ANOVA

Sandwiches and Ants

As young students, Dominic Kelly and his friends enjoyed watching ants gather on pieces of sandwiches. Later, as a university student, Dominic decided to study this with a more formal experiment. He chose three types of sandwich fillings (vegemite, peanut butter, and ham & pickles). To conduct the experiment he randomly chose a sandwich, broke off a piece, and left it on the ground near an ant hill. After several minutes he placed a jar over the sandwich bit and counted the number of ants. He repeated the process several times, allowing time for ants to return to the hill after each trial.

Dominic wanted to know whether ants are more attracted to some types of sandwiches than they are to others. The data are in SandwichAnts in the Lock5withR package.

Create a plot that shows how the number of ants is related to the type of filling. What sorts of plots might be good for this? When might you prefer each?
Compute the mean and standard deviation for the number of ants that went to each of the three filling types.
Based on your graphical and numerical summaries, do you think filling type matters, or do you think it was just random chance that brought more ants to some fillings than to others?
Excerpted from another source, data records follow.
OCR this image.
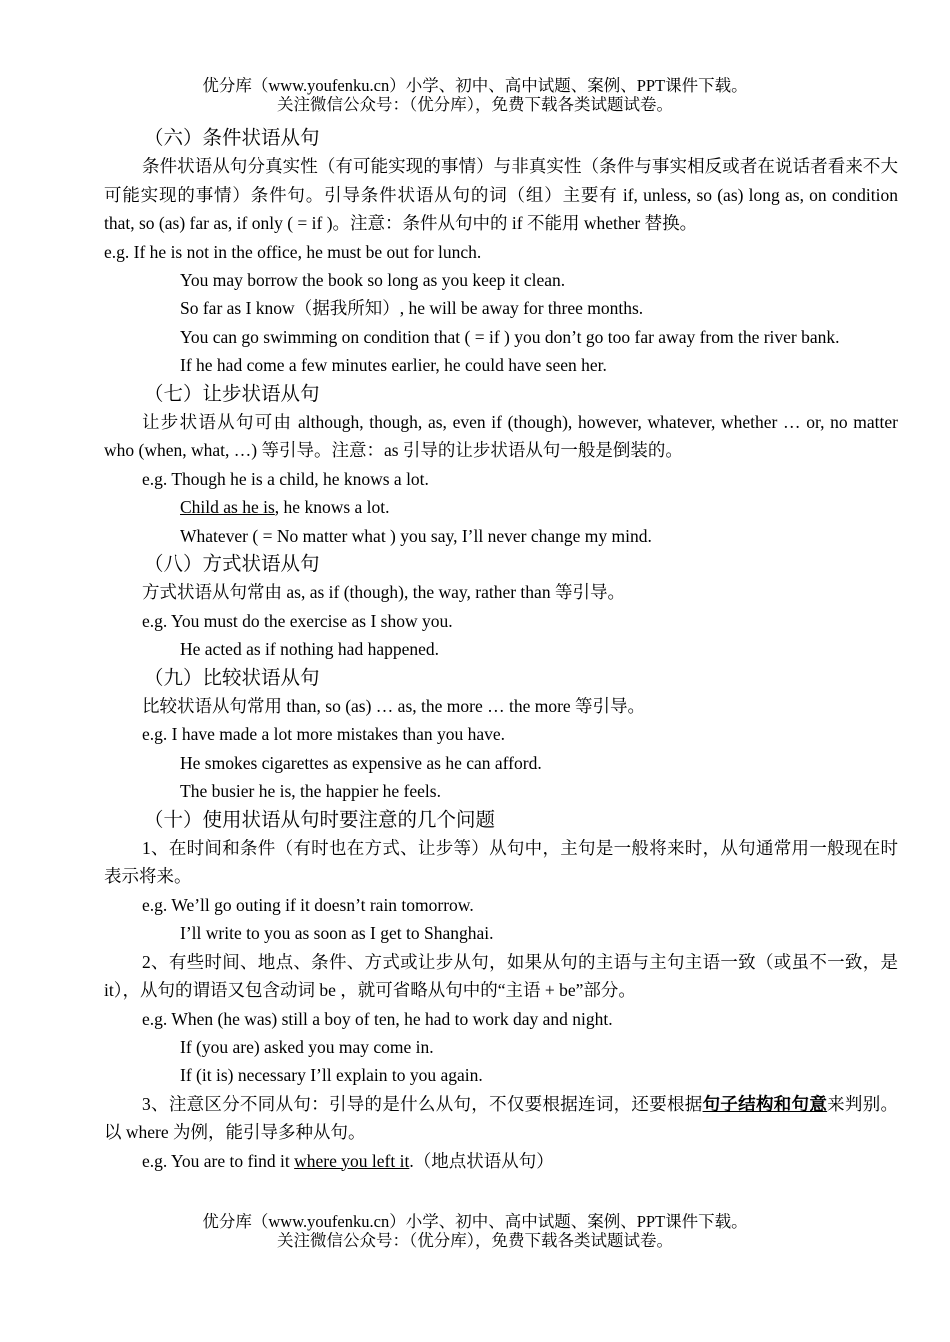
优分库（www.youfenku.cn）小学、初中、高中试题、案例、PPT课件下载。
关注微信公众号：（优分库），免费下载各类试题试卷。
（六）条件状语从句
条件状语从句分真实性（有可能实现的事情）与非真实性（条件与事实相反或者在说话者看来不大可能实现的事情）条件句。引导条件状语从句的词（组）主要有 if, unless, so (as) long as, on condition that, so (as) far as, if only ( = if )。注意：条件从句中的 if 不能用 whether 替换。
e.g. If he is not in the office, he must be out for lunch.
You may borrow the book so long as you keep it clean.
So far as I know（据我所知）, he will be away for three months.
You can go swimming on condition that ( = if ) you don’t go too far away from the river bank.
If he had come a few minutes earlier, he could have seen her.
（七）让步状语从句
让步状语从句可由 although, though, as, even if (though), however, whatever, whether … or, no matter who (when, what, …) 等引导。注意：as 引导的让步状语从句一般是倒装的。
e.g. Though he is a child, he knows a lot.
Child as he is, he knows a lot.
Whatever ( = No matter what ) you say, I’ll never change my mind.
（八）方式状语从句
方式状语从句常由 as, as if (though), the way, rather than 等引导。
e.g. You must do the exercise as I show you.
He acted as if nothing had happened.
（九）比较状语从句
比较状语从句常用 than, so (as) … as, the more … the more 等引导。
e.g. I have made a lot more mistakes than you have.
He smokes cigarettes as expensive as he can afford.
The busier he is, the happier he feels.
（十）使用状语从句时要注意的几个问题
1、在时间和条件（有时也在方式、让步等）从句中，主句是一般将来时，从句通常用一般现在时表示将来。
e.g. We’ll go outing if it doesn’t rain tomorrow.
I’ll write to you as soon as I get to Shanghai.
2、有些时间、地点、条件、方式或让步从句，如果从句的主语与主句主语一致（或虽不一致，是 it），从句的谓语又包含动词 be ，就可省略从句中的“主语 + be”部分。
e.g. When (he was) still a boy of ten, he had to work day and night.
If (you are) asked you may come in.
If (it is) necessary I’ll explain to you again.
3、注意区分不同从句：引导的是什么从句，不仅要根据连词，还要根据句子结构和句意来判别。以 where 为例，能引导多种从句。
e.g. You are to find it where you left it.（地点状语从句）
优分库（www.youfenku.cn）小学、初中、高中试题、案例、PPT课件下载。
关注微信公众号：（优分库），免费下载各类试题试卷。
Explain. What features of your summaries are you considering?
If we were to do a formal hypothesis test for this situation, what would the null hypothesis be?

The ANOVA Test Statistic

The trickiest part of this situation is coming up with a good test statistic. Consider the following plots

Assume that the sample sizes are the same for each of the four panels. Which plot gives the strongest evidence that the mean responses differs among treatment groups? Which gives the weakest evidence? Why?
If the sample sizes are not the same, how would your answer change?
What sorts of ingredients do you think the test statistic will include?

A small data set

Let’s consider an even smaller data set (too small really, but useful for seeing how the method works.) In practice, we will never do the calculations below by hand, instead we will let R do them for us. But it is useful to see all the details one time.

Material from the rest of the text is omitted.